Alamgeer Elahi hopes to reverse the trend. Walk down Fifth Avenue and, at the intersection of 27th Street, it's hard to miss a yellow van plastered with posters of Bollywood stars. Peek closer and you see the metallic surface adorned with Pakistani tribal art, a roof decorated with embroidered curtains and an unmistakable whiff of fresh lachha parathas.
Anand Kumar, 31, who works in a technology firm in Jersey City, had just bought himself a Kolkata Biryani on a Tuesday afternoon.
"I've had the kati roll here before and it's phenomenal,” says Mr. Kumar, who is a second-generation Indian living in Manhattan.
Mr. Elahi says a "significant" number of non-Indians also frequent the truck, which he started operating last month and calls Desi Food Truck. One of them Seybou Diallo, a banker who works on Fifth Avenue, said the cart was "convenient, especially when I need to grab a quick bite and rush back to work."
Mr. Elahi, who also has another truck on Sixth Avenue, at the intersection of 40th Street, says he hopes to cash in on New York city's hectic pace.

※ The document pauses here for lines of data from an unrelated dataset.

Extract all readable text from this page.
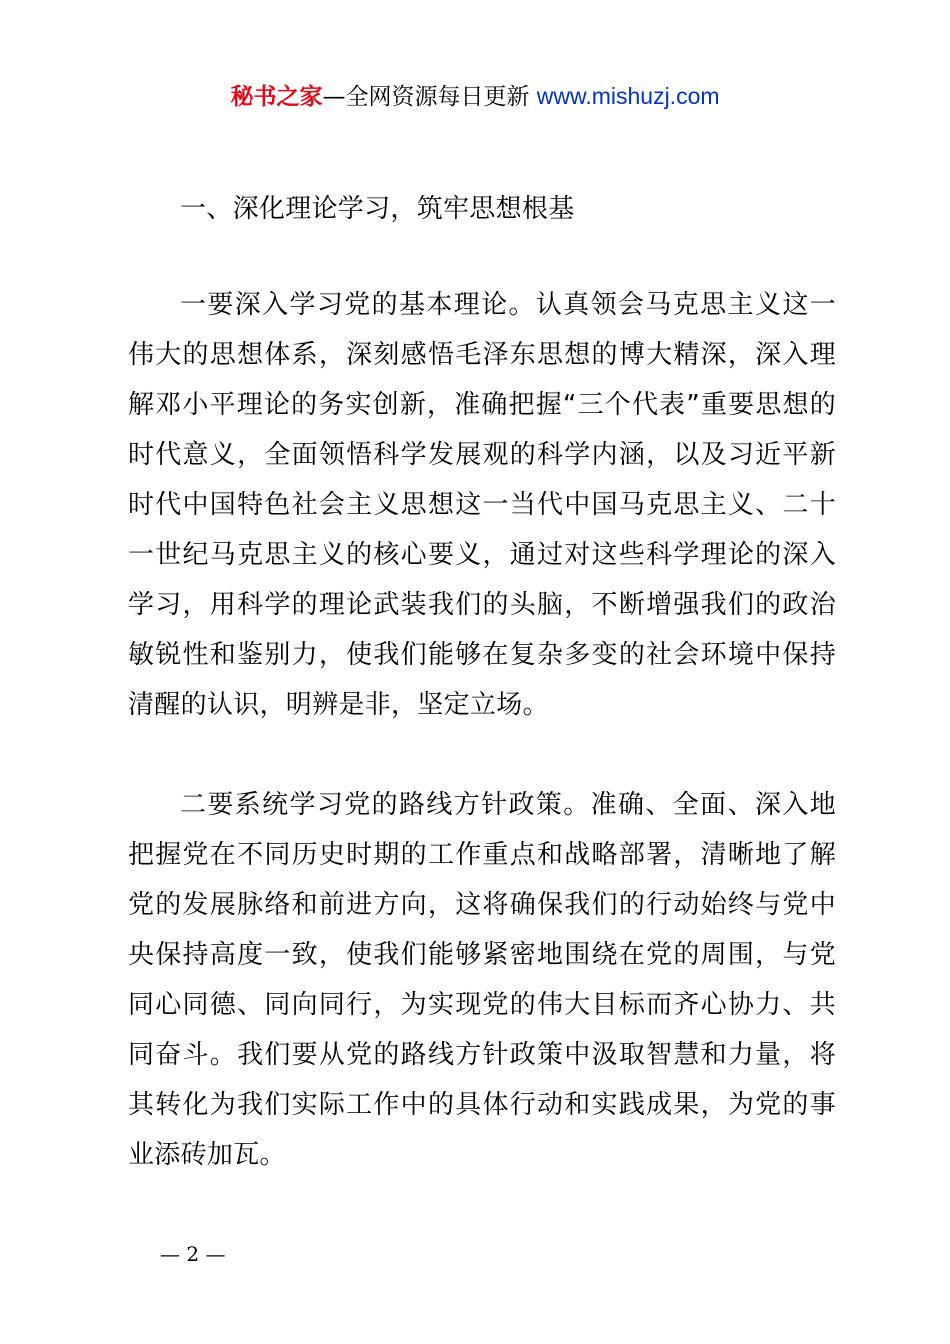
秘书之家—全网资源每日更新 www.mishuzj.com

一、深化理论学习，筑牢思想根基

一要深入学习党的基本理论。认真领会马克思主义这一伟大的思想体系，深刻感悟毛泽东思想的博大精深，深入理解邓小平理论的务实创新，准确把握“三个代表”重要思想的时代意义，全面领悟科学发展观的科学内涵，以及习近平新时代中国特色社会主义思想这一当代中国马克思主义、二十一世纪马克思主义的核心要义，通过对这些科学理论的深入学习，用科学的理论武装我们的头脑，不断增强我们的政治敏锐性和鉴别力，使我们能够在复杂多变的社会环境中保持清醒的认识，明辨是非，坚定立场。

二要系统学习党的路线方针政策。准确、全面、深入地把握党在不同历史时期的工作重点和战略部署，清晰地了解党的发展脉络和前进方向，这将确保我们的行动始终与党中央保持高度一致，使我们能够紧密地围绕在党的周围，与党同心同德、同向同行，为实现党的伟大目标而齐心协力、共同奋斗。我们要从党的路线方针政策中汲取智慧和力量，将其转化为我们实际工作中的具体行动和实践成果，为党的事业添砖加瓦。

— 2 —
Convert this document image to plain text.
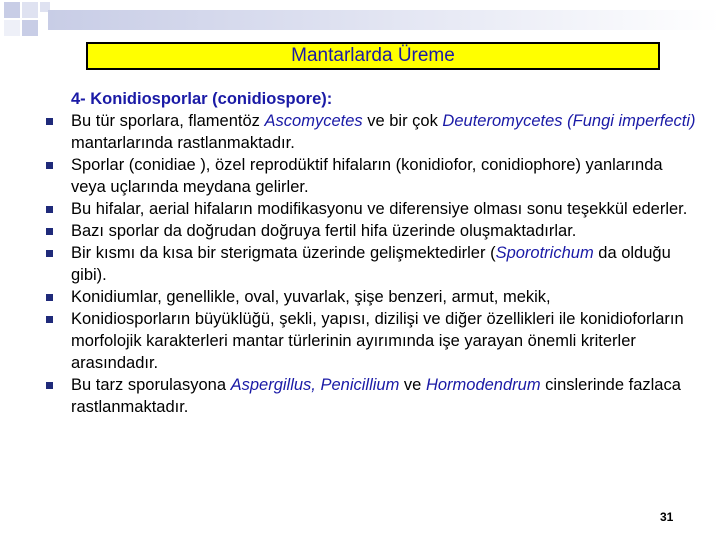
Mantarlarda Üreme
4- Konidiosporlar (conidiospore):
Bu tür sporlara, flamentöz Ascomycetes ve bir çok Deuteromycetes (Fungi imperfecti) mantarlarında rastlanmaktadır.
Sporlar (conidiae ), özel reprodüktif hifaların (konidiofor, conidiophore) yanlarında veya uçlarında meydana gelirler.
Bu hifalar, aerial hifaların modifikasyonu ve diferensiye olması sonu teşekkül ederler.
Bazı sporlar da doğrudan doğruya fertil hifa üzerinde oluşmaktadırlar.
Bir kısmı da kısa bir sterigmata üzerinde gelişmektedirler (Sporotrichum da olduğu gibi).
Konidiumlar, genellikle, oval, yuvarlak, şişe benzeri, armut, mekik,
Konidiosporların büyüklüğü, şekli, yapısı, dizilişi ve diğer özellikleri ile konidioforların morfolojik karakterleri mantar türlerinin ayırımında işe yarayan önemli kriterler arasındadır.
Bu tarz sporulasyona Aspergillus, Penicillium ve Hormodendrum cinslerinde fazlaca rastlanmaktadır.
31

"Many people don't have time for relaxed lunches here. And many would rather spend less," he said.
Mr. Elahi is in his forties and originally from the eastern Indian city of Kolkata, where his parents moved from Pakistani Punjab. He has lived in New York City for 18 years, during which time he's dabbled in the mobile-phone business, real estate and food. Apart from managing the truck, he's also a one-man marketing department, coaxing passers-by to sample "authentic Indian delicacies."
Food-carts are a competitive business and the economics is tricky. Mr. Elahi worries he has under-priced himself—the kati rolls cost $4 compared with the $4.75 charged by the established Kati Roll Company.
"We opened on July 4 and haven't broken even yet," he said. "So I may increase the price in the next few months."
He also hopes to cater to the needs of the younger, partying crowd.
"You see parties finishing in the early mornings, especially in the weekends, and a lot of hungry people at the end. We're open till 6 a.m. on the weekends," he said.
The menu is welcoming. The kati rolls are meatier—and cheaper—than what you get at restaurants in the neighbourhood. His fillings come wrapped in traditional lachha parathas, a multilayered unleavened bread made with lashings of ghee, or clarified butter, unlike some joints that use rotis and chapatis as substitutes.
The dal and rice, with pickle, raw onions and tomatoes on the side, has a tender home-made quality to it but what really blows one away is the sandesh, a traditional Bengali sweet, which Mr. Elahi hopes to popularize in Manhattan. Maybe it'll eventually get him a place on one of the annual lists that pick the best of the city's many, many food trucks.
He also has big weekend plans to serve Kachchi Biryani, made with goat, a Hyderabadi special which needs to be slow cooked for 3-4 hours.
"Now that's a biryani," he says with a glint in his eyes.